Décidément, la décision de Postes Canada de cesser la livraison du courrier à domicile continue de recevoir un mauvais accueil. La société d'État n'aide pas sa cause en exigeant maintenant un billet médical de la part de certains citoyens.

Personne ne conteste qu'un coup de barre est nécessaire. Postes Canada voit le volume de son courrier fondre et ses pertes s'accumuler.

L'idée de cesser la distribution quotidienne du courrier à domicile pour les cinq millions de foyers canadiens qui en bénéficient est logique. Les deux tiers des ménages au pays récupèrent déjà leur courrier dans une boîte postale communautaire ou une installation centralisée.

Le problème est qu'il s'agit d'un virage majeur et qu'il est mal entrepris depuis le début. L'abolition du service a été annoncée par voie de communiqué, alors que les travaux parlementaires venaient de prendre fin et que la question ne pouvait être débattue à la Chambre des communes.

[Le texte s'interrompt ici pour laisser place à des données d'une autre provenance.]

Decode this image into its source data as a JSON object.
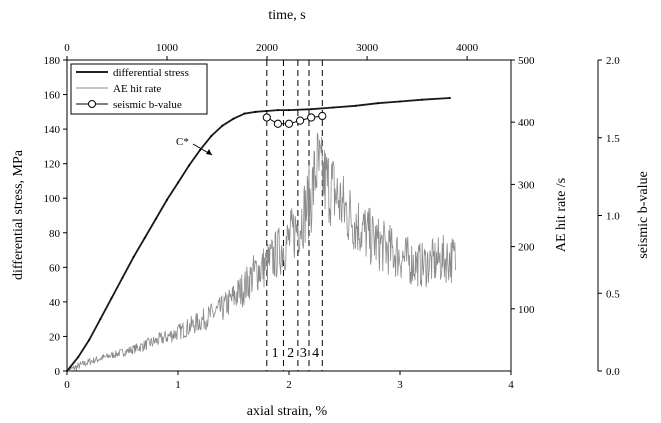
{
  "chart_data": {
    "type": "line",
    "xlabel": "axial strain, %",
    "x_top_label": "time, s",
    "ylabel_left": "differential stress, MPa",
    "ylabel_right1": "AE hit rate /s",
    "ylabel_right2": "seismic b-value",
    "xlim": [
      0,
      4
    ],
    "x_top_lim": [
      0,
      4439
    ],
    "ylim_left": [
      0,
      180
    ],
    "ylim_right1": [
      0,
      500
    ],
    "ylim_right2": [
      0,
      2.0
    ],
    "x_ticks": [
      "0",
      "1",
      "2",
      "3",
      "4"
    ],
    "x_top_ticks": [
      "0",
      "1000",
      "2000",
      "3000",
      "4000"
    ],
    "y_left_ticks": [
      "0",
      "20",
      "40",
      "60",
      "80",
      "100",
      "120",
      "140",
      "160",
      "180"
    ],
    "y_right1_ticks": [
      "100",
      "200",
      "300",
      "400",
      "500"
    ],
    "y_right2_ticks": [
      "0.0",
      "0.5",
      "1.0",
      "1.5",
      "2.0"
    ],
    "legend": [
      "differential stress",
      "AE hit rate",
      "seismic b-value"
    ],
    "annotation": "C*",
    "vertical_lines": {
      "x": [
        1.8,
        1.95,
        2.08,
        2.18,
        2.3
      ],
      "labels": [
        "1",
        "2",
        "3",
        "4"
      ]
    },
    "series": [
      {
        "name": "differential stress",
        "axis": "left",
        "x": [
          0,
          0.1,
          0.2,
          0.3,
          0.4,
          0.5,
          0.6,
          0.7,
          0.8,
          0.9,
          1.0,
          1.1,
          1.2,
          1.3,
          1.4,
          1.5,
          1.6,
          1.7,
          1.8,
          1.9,
          2.0,
          2.2,
          2.4,
          2.6,
          2.8,
          3.0,
          3.2,
          3.45
        ],
        "y": [
          0,
          8,
          18,
          30,
          42,
          54,
          66,
          77,
          88,
          99,
          109,
          119,
          128,
          136,
          142,
          146,
          149,
          150,
          150.5,
          151,
          151,
          151.5,
          152.5,
          153.5,
          155,
          156,
          157,
          158
        ]
      },
      {
        "name": "AE hit rate",
        "axis": "right1",
        "x": [
          0,
          0.2,
          0.4,
          0.6,
          0.8,
          1.0,
          1.2,
          1.4,
          1.6,
          1.7,
          1.8,
          1.9,
          2.0,
          2.1,
          2.2,
          2.25,
          2.3,
          2.4,
          2.5,
          2.6,
          2.7,
          2.8,
          2.9,
          3.0,
          3.1,
          3.2,
          3.3,
          3.4,
          3.5
        ],
        "y": [
          0,
          15,
          25,
          35,
          48,
          62,
          80,
          100,
          135,
          160,
          170,
          190,
          210,
          240,
          280,
          330,
          310,
          290,
          260,
          240,
          220,
          205,
          195,
          185,
          175,
          170,
          175,
          180,
          180
        ]
      },
      {
        "name": "seismic b-value",
        "axis": "right2",
        "x": [
          1.8,
          1.9,
          2.0,
          2.1,
          2.2,
          2.3
        ],
        "y": [
          1.63,
          1.59,
          1.59,
          1.61,
          1.63,
          1.64
        ]
      }
    ]
  }
}
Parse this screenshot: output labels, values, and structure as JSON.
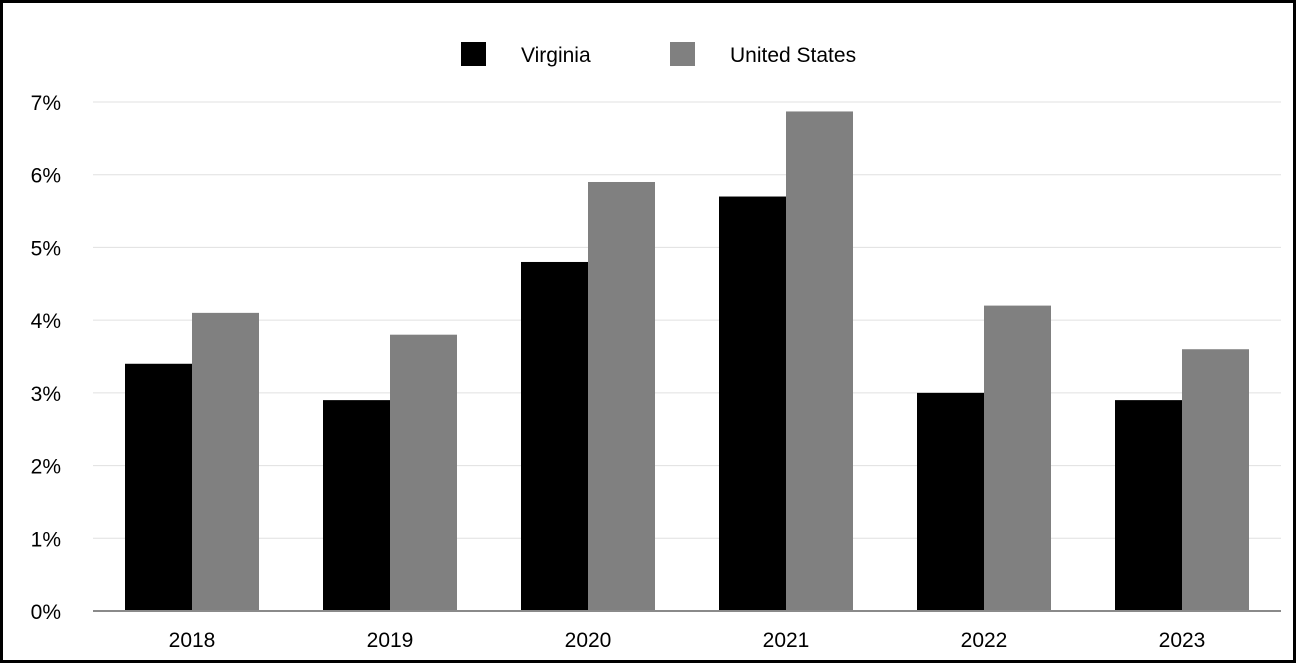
{
  "chart_data": {
    "type": "bar",
    "categories": [
      "2018",
      "2019",
      "2020",
      "2021",
      "2022",
      "2023"
    ],
    "series": [
      {
        "name": "Virginia",
        "color": "#000000",
        "values": [
          3.4,
          2.9,
          4.8,
          5.7,
          3.0,
          2.9
        ]
      },
      {
        "name": "United States",
        "color": "#808080",
        "values": [
          4.1,
          3.8,
          5.9,
          6.87,
          4.2,
          3.6
        ]
      }
    ],
    "y_ticks": [
      "0%",
      "1%",
      "2%",
      "3%",
      "4%",
      "5%",
      "6%",
      "7%"
    ],
    "ylim": [
      0,
      7
    ],
    "grid": true,
    "legend_position": "top-center",
    "title": "",
    "xlabel": "",
    "ylabel": ""
  }
}
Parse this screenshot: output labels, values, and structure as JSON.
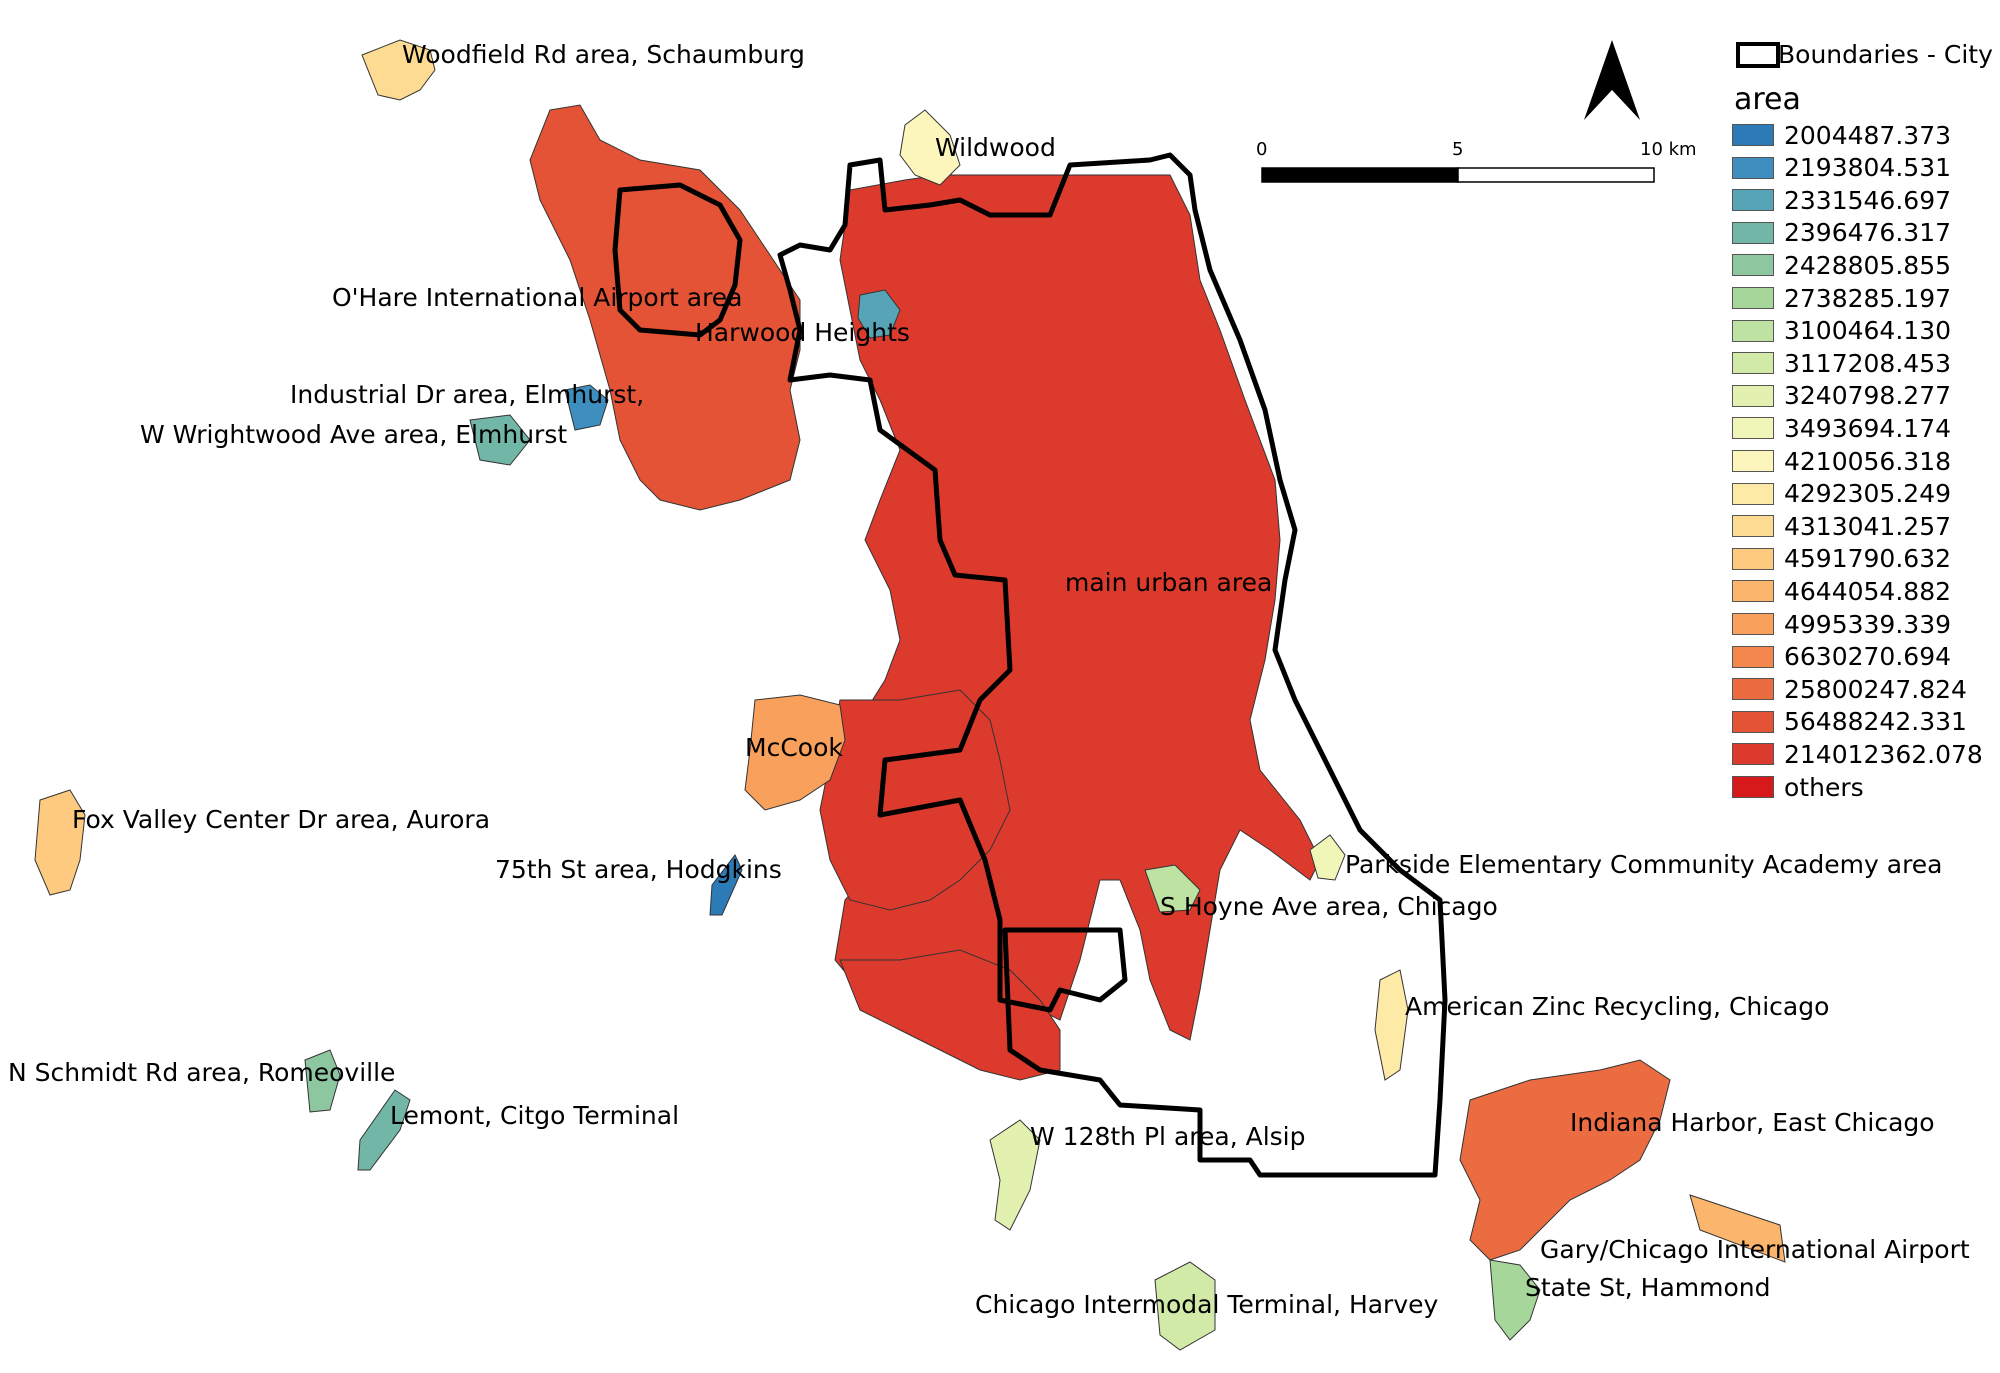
{
  "map": {
    "north_arrow_icon": "north-arrow-icon",
    "scale_bar": {
      "ticks": [
        "0",
        "5",
        "10 km"
      ]
    },
    "legend": {
      "boundary_label": "Boundaries - City",
      "title": "area",
      "classes": [
        {
          "label": "2004487.373",
          "color": "#2c7bb6"
        },
        {
          "label": "2193804.531",
          "color": "#3e8fbf"
        },
        {
          "label": "2331546.697",
          "color": "#56a4b5"
        },
        {
          "label": "2396476.317",
          "color": "#72b6a8"
        },
        {
          "label": "2428805.855",
          "color": "#8dc7a0"
        },
        {
          "label": "2738285.197",
          "color": "#a6d69a"
        },
        {
          "label": "3100464.130",
          "color": "#bde2a1"
        },
        {
          "label": "3117208.453",
          "color": "#d1eaa8"
        },
        {
          "label": "3240798.277",
          "color": "#e3f1b0"
        },
        {
          "label": "3493694.174",
          "color": "#f0f5b8"
        },
        {
          "label": "4210056.318",
          "color": "#fcf6bd"
        },
        {
          "label": "4292305.249",
          "color": "#fdeaa6"
        },
        {
          "label": "4313041.257",
          "color": "#fddb92"
        },
        {
          "label": "4591790.632",
          "color": "#fdca80"
        },
        {
          "label": "4644054.882",
          "color": "#fbb56c"
        },
        {
          "label": "4995339.339",
          "color": "#f8a05c"
        },
        {
          "label": "6630270.694",
          "color": "#f3874e"
        },
        {
          "label": "25800247.824",
          "color": "#ec6c42"
        },
        {
          "label": "56488242.331",
          "color": "#e45336"
        },
        {
          "label": "214012362.078",
          "color": "#dc3a2c"
        },
        {
          "label": "others",
          "color": "#d7191c"
        }
      ]
    },
    "places": [
      {
        "label": "Woodfield Rd area, Schaumburg",
        "color": "#fddb92"
      },
      {
        "label": "Wildwood",
        "color": "#fcf6bd"
      },
      {
        "label": "O'Hare International Airport area",
        "color": "#e45336"
      },
      {
        "label": "Harwood Heights",
        "color": "#56a4b5"
      },
      {
        "label": "Industrial Dr area, Elmhurst,",
        "color": "#3e8fbf"
      },
      {
        "label": "W Wrightwood Ave area, Elmhurst",
        "color": "#72b6a8"
      },
      {
        "label": "main urban area",
        "color": "#dc3a2c"
      },
      {
        "label": "McCook",
        "color": "#f8a05c"
      },
      {
        "label": "Fox Valley Center Dr area, Aurora",
        "color": "#fdca80"
      },
      {
        "label": "75th St area, Hodgkins",
        "color": "#2c7bb6"
      },
      {
        "label": "Parkside Elementary Community Academy area",
        "color": "#f0f5b8"
      },
      {
        "label": "S Hoyne Ave area, Chicago",
        "color": "#bde2a1"
      },
      {
        "label": "American Zinc Recycling, Chicago",
        "color": "#fdeaa6"
      },
      {
        "label": "N Schmidt Rd area, Romeoville",
        "color": "#8dc7a0"
      },
      {
        "label": "Lemont, Citgo Terminal",
        "color": "#72b6a8"
      },
      {
        "label": "W 128th Pl area, Alsip",
        "color": "#e3f1b0"
      },
      {
        "label": "Indiana Harbor, East Chicago",
        "color": "#ec6c42"
      },
      {
        "label": "Gary/Chicago International Airport",
        "color": "#fbb56c"
      },
      {
        "label": "State St, Hammond",
        "color": "#a6d69a"
      },
      {
        "label": "Chicago Intermodal Terminal, Harvey",
        "color": "#d1eaa8"
      }
    ]
  }
}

Depuis, l'information circule au compte-gouttes, laissant place à beaucoup de désinformation. Tout cela donne l'impression d'une grande improvisation.

Cette semaine, la société d'État a commis un nouveau faux pas en demandant aux citoyens qui ont des limitations physiques de remplir un formulaire détaillant leur état de santé. Pour certains d'entre eux, elle pourrait aussi exiger un certificat médical.

Postes Canada explique ainsi chercher une solution «personnalisée» pour les gens âgés ou handicapés qui craignent de ne pas être en mesure de récupérer leur courrier dans une boîte postale communautaire.

Cette exigence laisse perplexe. Faut-il aller aussi loin?

Le Collège des médecins a vite fait entendre son mécontentement, avec raison. Le recours au billet médical comme pièce justificative est de plus en plus fréquent, pour toutes sortes de situations. Les médecins sont débordés et il est difficile d'obtenir un rendez-vous. Est-ce nécessaire d'ajouter de la paperasserie? A-t-on également pensé à la difficulté pour une personne handicapée de se rendre dans un cabinet médical?

Le Commissariat à la protection de la vie privée du Canada s'inquiète pour sa part de la quantité et de la nature des renseignements personnels demandés dans les formulaires. Elle compte demander des explications à Postes Canada.

Ces nouvelles voix discordantes viennent s'ajouter à celles de dizaines de maires - dont celui de Montréal - , de syndicats et d'organismes opposés à l'abolition du service de livraison du courrier à domicile.

Il est normal que le changement suscite de la peur et du mécontentement. Il faut du doigté pour que les gens finissent par l'accepter, mais visiblement, ce doigté fait défaut à Postes Canada.

Si elle veut réussir son virage, la société d'État doit revoir sa stratégie. Surtout, elle ne doit pas donner l'impression aux citoyens - ses clients - qu'elle doute d'eux.